A meditation on relationships, 'Conversations with Other Women' is one of those wordy and low-key films which is guaranteed to touch some people. Perhaps more so than they're willing to admit to themselves - or anyone else.

At his sister's wedding a man (Eckhart) picks up two glasses of champagne and moves in the direction of one her bridesmaids (Bonham Carter). Initially it seems as if they are complete strangers, but as they talk it becomes clear that their history is a lengthy one and will be aired over the course of the night.

Filmed in split screen (one camera on Eckhart, the other on Bonham Carter), 'Conversations with Other Women' manages to say a lot in its brief 84 minutes and successfully shows how memories and fact get blurred with the passing of time and shifting of emotions. And while director Canosa's decision to have two images on screen simultaneously jars a little in the initial stages, you get used to it quickly and shifting gaze from one character to the other energises the viewer.

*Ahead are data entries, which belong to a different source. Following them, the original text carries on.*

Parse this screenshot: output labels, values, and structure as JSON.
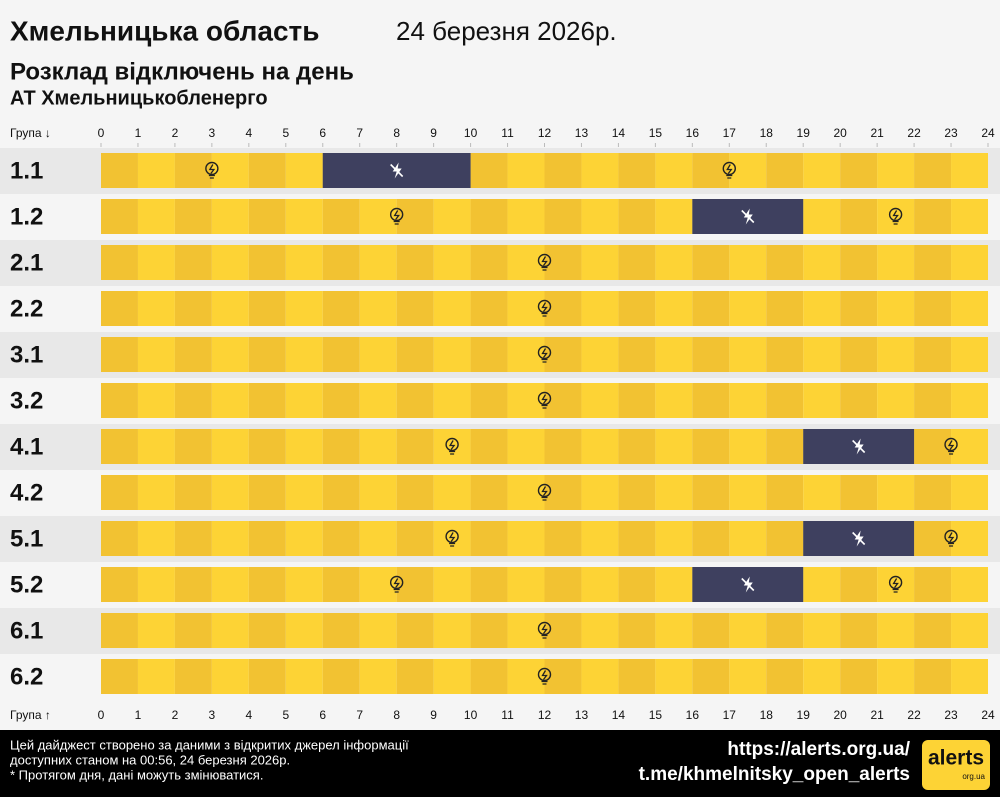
{
  "chart_data": {
    "type": "timeline",
    "title": "Хмельницька область",
    "date": "24 березня 2026р.",
    "subtitle": "Розклад відключень на день",
    "company": "АТ Хмельницькобленерго",
    "group_label_top": "Група ↓",
    "group_label_bottom": "Група ↑",
    "xlim": [
      0,
      24
    ],
    "xticks": [
      0,
      1,
      2,
      3,
      4,
      5,
      6,
      7,
      8,
      9,
      10,
      11,
      12,
      13,
      14,
      15,
      16,
      17,
      18,
      19,
      20,
      21,
      22,
      23,
      24
    ],
    "colors": {
      "on": "#fdd335",
      "on_alt": "#f2c232",
      "off": "#3e405f"
    },
    "categories": [
      "1.1",
      "1.2",
      "2.1",
      "2.2",
      "3.1",
      "3.2",
      "4.1",
      "4.2",
      "5.1",
      "5.2",
      "6.1",
      "6.2"
    ],
    "outages": [
      [
        [
          6,
          10
        ]
      ],
      [
        [
          16,
          19
        ]
      ],
      [],
      [],
      [],
      [],
      [
        [
          19,
          22
        ]
      ],
      [],
      [
        [
          19,
          22
        ]
      ],
      [
        [
          16,
          19
        ]
      ],
      [],
      []
    ],
    "footer": {
      "note_lines": [
        "Цей дайджест створено за даними з відкритих джерел інформації",
        "доступних станом на 00:56, 24 березня 2026р.",
        "* Протягом дня, дані можуть змінюватися."
      ],
      "links": [
        "https://alerts.org.ua/",
        "t.me/khmelnitsky_open_alerts"
      ],
      "logo": "alerts",
      "logo_sub": "org.ua"
    }
  }
}
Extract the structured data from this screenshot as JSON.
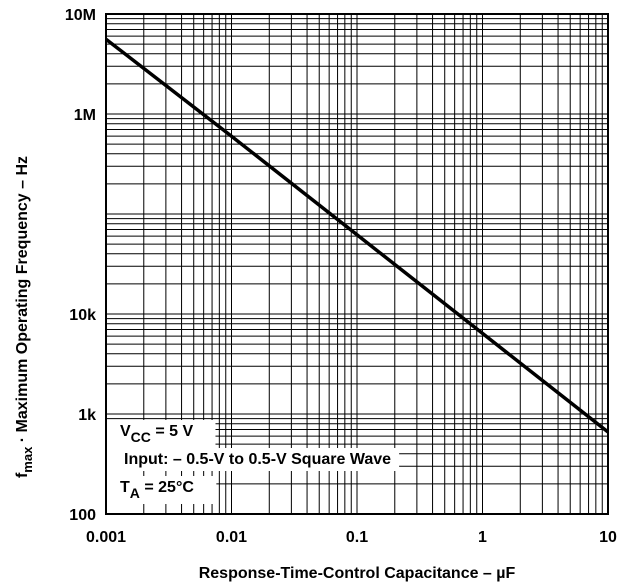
{
  "chart_data": {
    "type": "line",
    "title": "",
    "x_scale": "log",
    "y_scale": "log",
    "xlim": [
      0.001,
      10
    ],
    "ylim": [
      100,
      10000000
    ],
    "grid": true,
    "x_ticks": [
      {
        "value": 0.001,
        "label": "0.001"
      },
      {
        "value": 0.01,
        "label": "0.01"
      },
      {
        "value": 0.1,
        "label": "0.1"
      },
      {
        "value": 1,
        "label": "1"
      },
      {
        "value": 10,
        "label": "10"
      }
    ],
    "y_ticks": [
      {
        "value": 10000000,
        "label": "10M"
      },
      {
        "value": 1000000,
        "label": "1M"
      },
      {
        "value": 10000,
        "label": "10k"
      },
      {
        "value": 1000,
        "label": "1k"
      },
      {
        "value": 100,
        "label": "100"
      }
    ],
    "xlabel": "Response-Time-Control Capacitance – µF",
    "ylabel": {
      "main": "f",
      "sub": "max",
      "rest": " · Maximum Operating Frequency – Hz"
    },
    "series": [
      {
        "x": [
          0.001,
          0.01,
          0.1,
          1,
          10
        ],
        "y": [
          5600000,
          600000,
          62000,
          6400,
          660
        ]
      }
    ],
    "legend_placement": "bottom-left",
    "conditions": [
      {
        "main": "V",
        "sub": "CC",
        "rest": " = 5 V"
      },
      {
        "main": "Input: – 0.5-V to 0.5-V Square Wave",
        "sub": "",
        "rest": ""
      },
      {
        "main": "T",
        "sub": "A",
        "rest": " = 25°C"
      }
    ]
  }
}
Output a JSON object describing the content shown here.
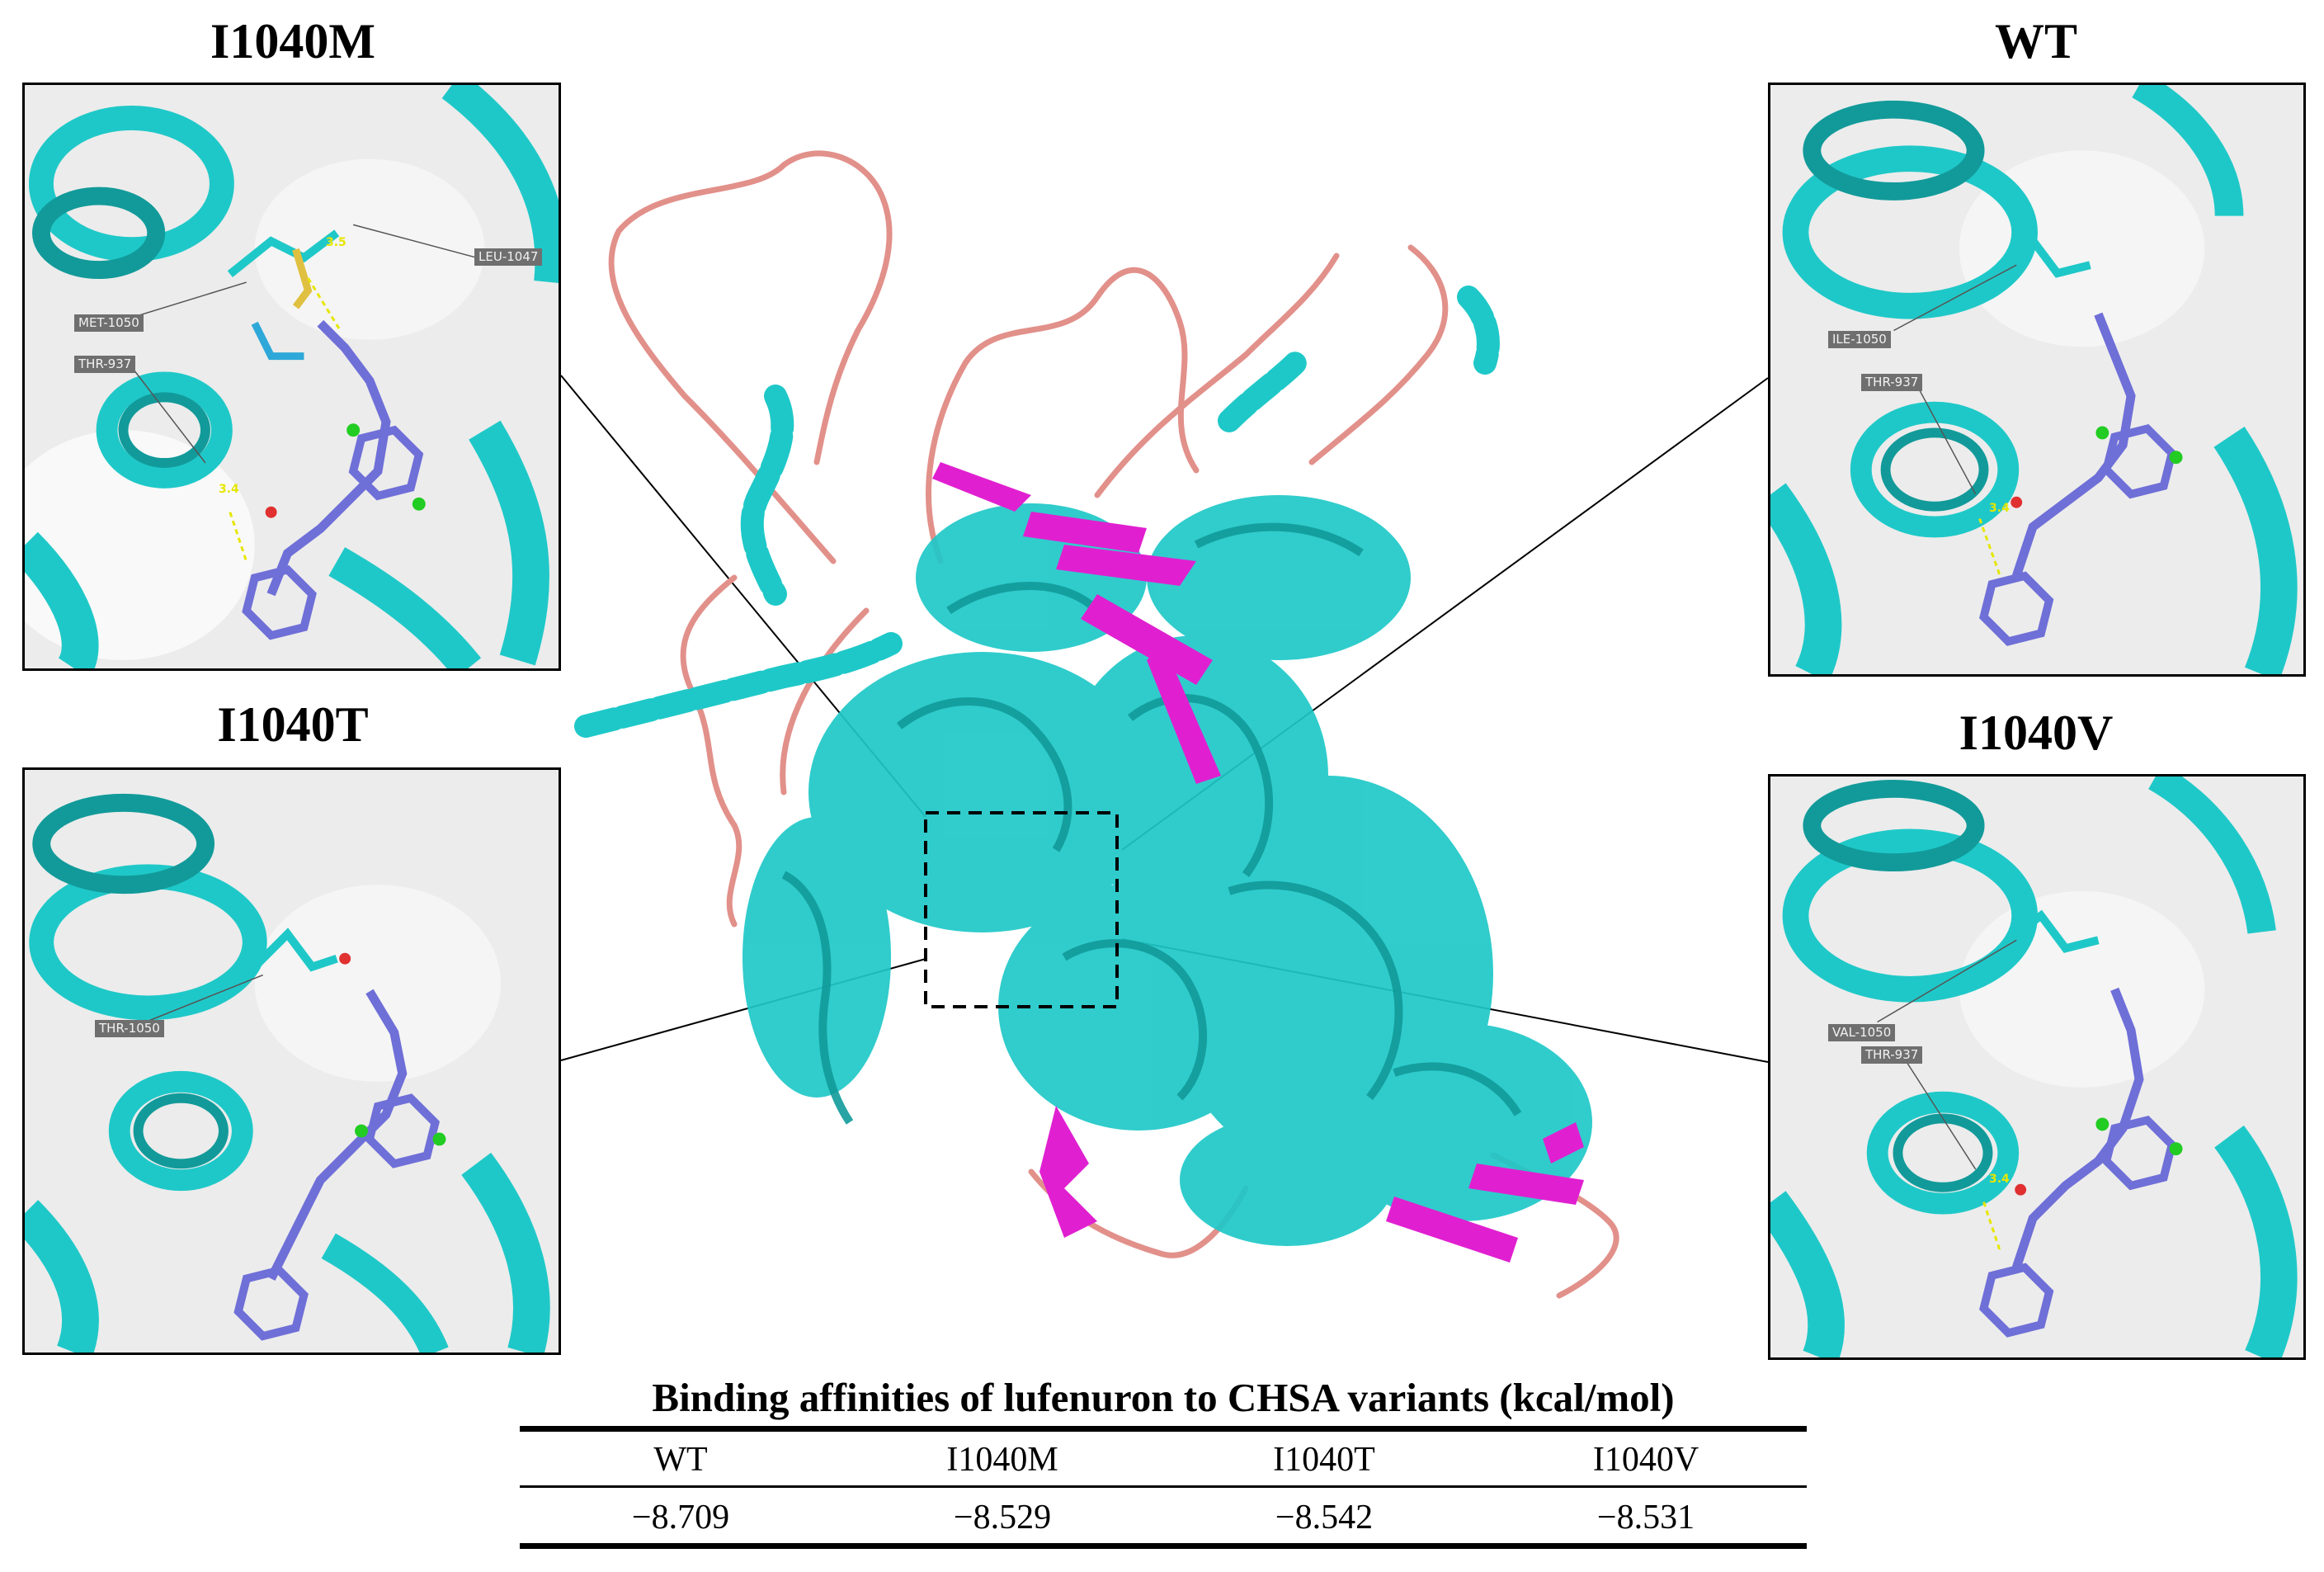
{
  "panels": {
    "i1040m": {
      "title": "I1040M",
      "labels": {
        "leu": "LEU-1047",
        "met": "MET-1050",
        "thr": "THR-937"
      },
      "distances": {
        "d1": "3.5",
        "d2": "3.4"
      }
    },
    "wt": {
      "title": "WT",
      "labels": {
        "ile": "ILE-1050",
        "thr": "THR-937"
      },
      "distances": {
        "d1": "3.4"
      }
    },
    "i1040t": {
      "title": "I1040T",
      "labels": {
        "thr1050": "THR-1050"
      }
    },
    "i1040v": {
      "title": "I1040V",
      "labels": {
        "val": "VAL-1050",
        "thr": "THR-937"
      },
      "distances": {
        "d1": "3.4"
      }
    }
  },
  "table": {
    "title": "Binding affinities of lufenuron to CHSA variants (kcal/mol)",
    "headers": [
      "WT",
      "I1040M",
      "I1040T",
      "I1040V"
    ],
    "values": [
      "−8.709",
      "−8.529",
      "−8.542",
      "−8.531"
    ]
  },
  "colors": {
    "helix": "#1fc8c8",
    "helix_dark": "#129a9a",
    "sheet": "#e020d0",
    "loop": "#e2908a",
    "ligand": "#6f6fd8",
    "surface": "#e9e9e9"
  }
}
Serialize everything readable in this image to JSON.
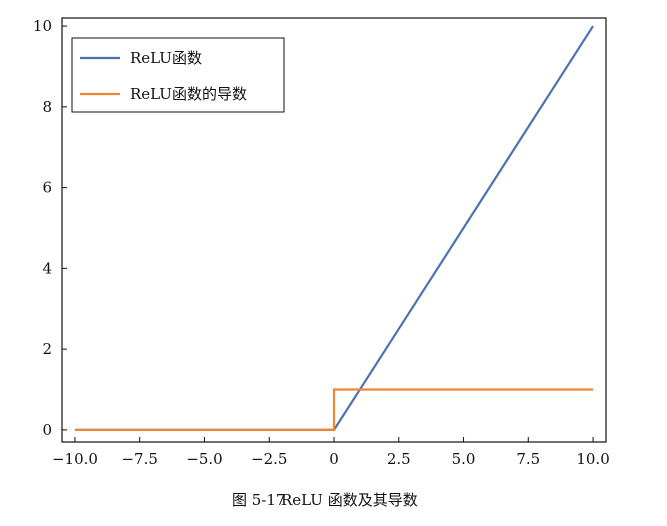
{
  "chart_data": {
    "type": "line",
    "title": "",
    "xlabel": "",
    "ylabel": "",
    "xlim": [
      -10.5,
      10.5
    ],
    "ylim": [
      -0.3,
      10.2
    ],
    "grid": false,
    "legend_position": "top-left",
    "xticks": [
      -10.0,
      -7.5,
      -5.0,
      -2.5,
      0.0,
      2.5,
      5.0,
      7.5,
      10.0
    ],
    "xtick_labels": [
      "−10.0",
      "−7.5",
      "−5.0",
      "−2.5",
      "0",
      "2.5",
      "5.0",
      "7.5",
      "10.0"
    ],
    "yticks": [
      0,
      2,
      4,
      6,
      8,
      10
    ],
    "ytick_labels": [
      "0",
      "2",
      "4",
      "6",
      "8",
      "10"
    ],
    "series": [
      {
        "name": "ReLU函数",
        "color": "#4c72b0",
        "x": [
          -10,
          0,
          10
        ],
        "y": [
          0,
          0,
          10
        ]
      },
      {
        "name": "ReLU函数的导数",
        "color": "#ee8531",
        "x": [
          -10,
          0,
          0,
          10
        ],
        "y": [
          0,
          0,
          1,
          1
        ]
      }
    ]
  },
  "caption": {
    "number": "图 5-17",
    "text": "ReLU 函数及其导数"
  }
}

Working off a script that would make a fine stage play, Eckhart and Bonham Carter are perfectly cast in the roles of the charmer who's more sensitive than he makes out and the woman who hasn't moved on as much as she'd like to think she has - fans of either - or both - are in for a treat. The chemistry between the duo is excellent - and credible - and the use of two younger lookalike actors on one side of the screen at certain times adds to the poignancy of the storyline.

Canosa and writer Gabrielle Zevin are keener on raising more questions than they answer and if you're looking for neat and tidy resolutions this film may frustrate you. But if you're someone who believes that relationships are never really over then satisfaction is guaranteed.